Indeed, the story sounds grotesque even against the most grotesque background of the whole NATO-led campaign in Afghanistan, which not only has not achieved any of the initially proclaimed objectives (apart from murdering Osama bi Laden), but only aggravated the problems it was meant to solve – like terrorism, spread of radical Islam, drug trafficking, etc.

Really, what are the marines charged with? Killing an Afghan, supposedly an insurgent.

But what were they sent to Afghanistan for? For killing insurgents.

So, what is their fault? Their fault is that they did not kill the Afghan according to the armed forces' rules of engagement.

The rules themselves, states the BBC story, are very rarely made public, because the armed forces do not want insurgents to know more than they already do about the circumstances under which UK service personnel are permitted to fire at them or respond with force.

As is reported by the Daily Telegraph, investigators began a probe when the "code of silence" among Marines was broken by a witness to the alleged crime.

Director general of the Royal United Services Institute Professor Michael Clarke told the BBC that the incident may turn politically embarrassing for the UK armed forces, because all previous incidents of the kind were individual cases, and this one involves seven marines from a very highly trained unit who are generally regarded as an elite force having a "very good record".

Indeed, the "very good record" probably means that they do kill Afghans but in full accordance with the rules of engagement. The rules, however secret, definitely say nothing of the core underlying issue – whether it is the British military's business to be present in Afghanistan and kill local people – be it civilians or "insurgents", i.e. the same civilians who do not simply hate the intruders as do all the others, but take action against them.

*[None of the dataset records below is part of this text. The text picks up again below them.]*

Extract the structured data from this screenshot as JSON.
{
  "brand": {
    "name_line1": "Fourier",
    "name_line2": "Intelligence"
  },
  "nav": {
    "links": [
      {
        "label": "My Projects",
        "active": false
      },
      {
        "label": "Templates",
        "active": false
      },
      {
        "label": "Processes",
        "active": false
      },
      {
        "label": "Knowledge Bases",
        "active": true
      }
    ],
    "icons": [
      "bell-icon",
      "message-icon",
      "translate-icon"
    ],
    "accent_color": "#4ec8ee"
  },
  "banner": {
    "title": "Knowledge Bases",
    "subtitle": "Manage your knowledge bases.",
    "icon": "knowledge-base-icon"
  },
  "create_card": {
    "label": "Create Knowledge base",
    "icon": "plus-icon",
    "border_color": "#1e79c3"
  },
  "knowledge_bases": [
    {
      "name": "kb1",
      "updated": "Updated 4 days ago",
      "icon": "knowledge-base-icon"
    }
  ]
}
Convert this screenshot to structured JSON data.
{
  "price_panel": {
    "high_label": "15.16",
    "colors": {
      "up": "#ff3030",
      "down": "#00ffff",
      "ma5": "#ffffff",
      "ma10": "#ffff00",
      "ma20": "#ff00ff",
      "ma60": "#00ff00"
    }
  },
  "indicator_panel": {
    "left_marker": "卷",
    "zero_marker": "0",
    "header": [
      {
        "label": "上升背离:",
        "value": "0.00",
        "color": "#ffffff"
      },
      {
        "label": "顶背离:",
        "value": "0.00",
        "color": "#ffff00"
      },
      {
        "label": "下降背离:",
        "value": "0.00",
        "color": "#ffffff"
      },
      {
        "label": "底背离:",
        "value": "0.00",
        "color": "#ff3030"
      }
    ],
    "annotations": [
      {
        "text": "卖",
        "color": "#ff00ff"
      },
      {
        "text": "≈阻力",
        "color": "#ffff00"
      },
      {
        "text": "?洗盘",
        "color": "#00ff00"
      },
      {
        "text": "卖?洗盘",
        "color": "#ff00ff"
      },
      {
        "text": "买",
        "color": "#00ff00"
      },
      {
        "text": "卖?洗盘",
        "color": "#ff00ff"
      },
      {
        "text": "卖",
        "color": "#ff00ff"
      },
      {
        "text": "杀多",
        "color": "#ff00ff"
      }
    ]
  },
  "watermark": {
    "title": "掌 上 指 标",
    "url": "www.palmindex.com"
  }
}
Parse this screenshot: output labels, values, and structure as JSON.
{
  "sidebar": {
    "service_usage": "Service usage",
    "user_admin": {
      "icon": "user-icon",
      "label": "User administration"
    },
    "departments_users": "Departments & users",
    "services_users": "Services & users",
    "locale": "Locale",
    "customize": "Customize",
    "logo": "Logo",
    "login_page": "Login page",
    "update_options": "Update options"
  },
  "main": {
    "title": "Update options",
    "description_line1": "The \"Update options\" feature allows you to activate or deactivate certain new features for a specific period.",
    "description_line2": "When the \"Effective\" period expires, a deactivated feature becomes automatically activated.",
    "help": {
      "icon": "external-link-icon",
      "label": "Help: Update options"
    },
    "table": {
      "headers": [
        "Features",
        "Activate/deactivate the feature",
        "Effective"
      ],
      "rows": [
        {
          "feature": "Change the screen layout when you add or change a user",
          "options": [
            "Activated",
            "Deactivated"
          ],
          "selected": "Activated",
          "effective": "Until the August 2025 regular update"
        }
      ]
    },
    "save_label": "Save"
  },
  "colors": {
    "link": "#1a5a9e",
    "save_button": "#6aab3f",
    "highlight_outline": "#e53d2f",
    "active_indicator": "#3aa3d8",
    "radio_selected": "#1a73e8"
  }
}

If the arrest and consequent trial (or, at least an internal investigation) involved this core issue, then the matter would be even more embarrassing, because in that case the whole UK contingent (as well as that of all other countries involved in the aggression against Afghanistan) should be brought to trial by an International Tribunal. But this is not the case, and therefore, as Professor Clarke points out, "MoD wants to keep control of this rather than have the story become lurid." This should be definitely interpreted in a sense that the MoD is trying to hush up the story.

Amidst the story of seven Marines arrested and the MoD trying to "keep control of the story", one question remains unanswered – the fate of the witness to the crime briefly mentioned by the Telegraph, the one who broke the "code of silence" among Marines. Judging from previous experience of the UK's elder brother, the whistle-blowers (like Bradley Manning, for example) usually await a much more severe punishment than the criminals whose activity they disclose.

So, there is good reason to believe that the seven marines will finally be acquitted as well as the whole US, UK, NATO and Co's military conducting all kinds of atrocities in Afghanistan. But the fate of the anonymous marine who reported the crime seems much more regrettable.